Nuclear localization of Nm23-H1 in head and neck squamous cell carcinoma is associated with radiation resistance.

Background: Although radiation resistance is a primary issue in radiation therapy, attempts to find predictors of radiation resistance have met with little success. The authors therefore aimed to determine predictors for radiation resistance to improve the prognosis of head and neck squamous cell carcinoma (HNSCC).

Methods: HNSCC cell lines, SCC15, SCC25, and QLL1, irradiated with an acute dose of 4 grays (Gy) (RR-4), a cumulative dose of 60 Gy (RR-60), and a booster dose of 4 Gy over 60 Gy (RR-60 + 4), were used with nonirradiated cell lines. Those were used in cDNA microarray, proteomics, Western blotting, and immunofluorescence, respectively. One hundred five HNSCC tissue samples with radiation resistance were analyzed by immunohistochemistry.

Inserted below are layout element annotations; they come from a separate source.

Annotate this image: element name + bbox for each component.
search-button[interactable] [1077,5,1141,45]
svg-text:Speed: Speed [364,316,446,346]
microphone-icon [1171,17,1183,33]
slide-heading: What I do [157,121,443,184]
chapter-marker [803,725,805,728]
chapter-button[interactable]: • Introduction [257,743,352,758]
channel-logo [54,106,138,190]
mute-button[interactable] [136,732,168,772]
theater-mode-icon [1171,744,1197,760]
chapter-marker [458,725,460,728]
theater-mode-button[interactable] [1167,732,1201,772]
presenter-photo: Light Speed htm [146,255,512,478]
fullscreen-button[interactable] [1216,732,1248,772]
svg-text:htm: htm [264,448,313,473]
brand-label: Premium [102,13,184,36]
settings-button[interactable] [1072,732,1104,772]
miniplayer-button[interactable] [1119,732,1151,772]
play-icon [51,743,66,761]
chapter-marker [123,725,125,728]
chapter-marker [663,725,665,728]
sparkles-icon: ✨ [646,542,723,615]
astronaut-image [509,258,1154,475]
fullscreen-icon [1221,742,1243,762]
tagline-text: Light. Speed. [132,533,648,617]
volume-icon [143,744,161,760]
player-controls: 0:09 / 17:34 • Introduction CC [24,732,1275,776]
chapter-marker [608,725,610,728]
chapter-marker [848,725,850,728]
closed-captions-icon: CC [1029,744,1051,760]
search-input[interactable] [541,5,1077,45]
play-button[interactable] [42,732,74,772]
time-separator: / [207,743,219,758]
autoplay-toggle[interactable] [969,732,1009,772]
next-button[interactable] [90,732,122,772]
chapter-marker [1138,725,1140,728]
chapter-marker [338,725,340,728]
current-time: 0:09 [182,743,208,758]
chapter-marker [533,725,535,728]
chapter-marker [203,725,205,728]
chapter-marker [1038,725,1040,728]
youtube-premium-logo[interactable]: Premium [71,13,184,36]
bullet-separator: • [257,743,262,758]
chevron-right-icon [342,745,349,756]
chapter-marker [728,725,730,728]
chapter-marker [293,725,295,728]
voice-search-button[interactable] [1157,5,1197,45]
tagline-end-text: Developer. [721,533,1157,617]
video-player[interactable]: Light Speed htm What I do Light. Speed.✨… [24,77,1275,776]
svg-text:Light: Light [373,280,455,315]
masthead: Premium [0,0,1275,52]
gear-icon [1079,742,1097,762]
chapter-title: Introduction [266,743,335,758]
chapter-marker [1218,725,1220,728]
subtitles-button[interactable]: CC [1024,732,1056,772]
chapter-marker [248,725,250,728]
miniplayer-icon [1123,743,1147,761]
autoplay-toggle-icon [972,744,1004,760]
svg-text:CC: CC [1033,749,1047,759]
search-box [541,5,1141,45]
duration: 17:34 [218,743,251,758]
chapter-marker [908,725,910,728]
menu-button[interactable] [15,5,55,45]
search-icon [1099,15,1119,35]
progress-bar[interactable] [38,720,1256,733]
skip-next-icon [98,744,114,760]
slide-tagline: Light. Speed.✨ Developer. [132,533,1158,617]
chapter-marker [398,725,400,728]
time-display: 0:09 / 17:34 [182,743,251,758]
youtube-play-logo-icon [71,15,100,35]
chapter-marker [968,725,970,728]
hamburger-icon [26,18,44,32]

Results: Western blot analysis of RR-60 cell lines was identical to the data of Nm23-H1 overexpression by cDNA array and proteomic screening. Immunofluorescence demonstrated significant nuclear translocation of Nm23-H1 in RR-4 and RR-60 cell lines, and less but still intense nuclear shuttling in RR-60 + 4. Similarly, Nm23-H1 nuclear localization was observed in 20% (21 of 105) of tissue samples. Univariate analysis demonstrated that Nm23-H1 nuclear localization was strongly associated with overall and recurrence-free survival. Multivariate stepwise Cox regression analysis showed that Nm23-H1 nuclear localization (odds ratio [OR], 7.48) and N stage (OR, 2.13) were associated with overall survival, and Nm23-H1 nuclear localization (OR, 3.02), T stage (OR, 1.43), and insufficient tumor margin (OR, 3.27) were associated with recurrence-free survival.

Conclusions: Overexpression of Nm23-H1, specifically its nuclear translocation, may be a powerful predictor of radiation resistance in HNSCC.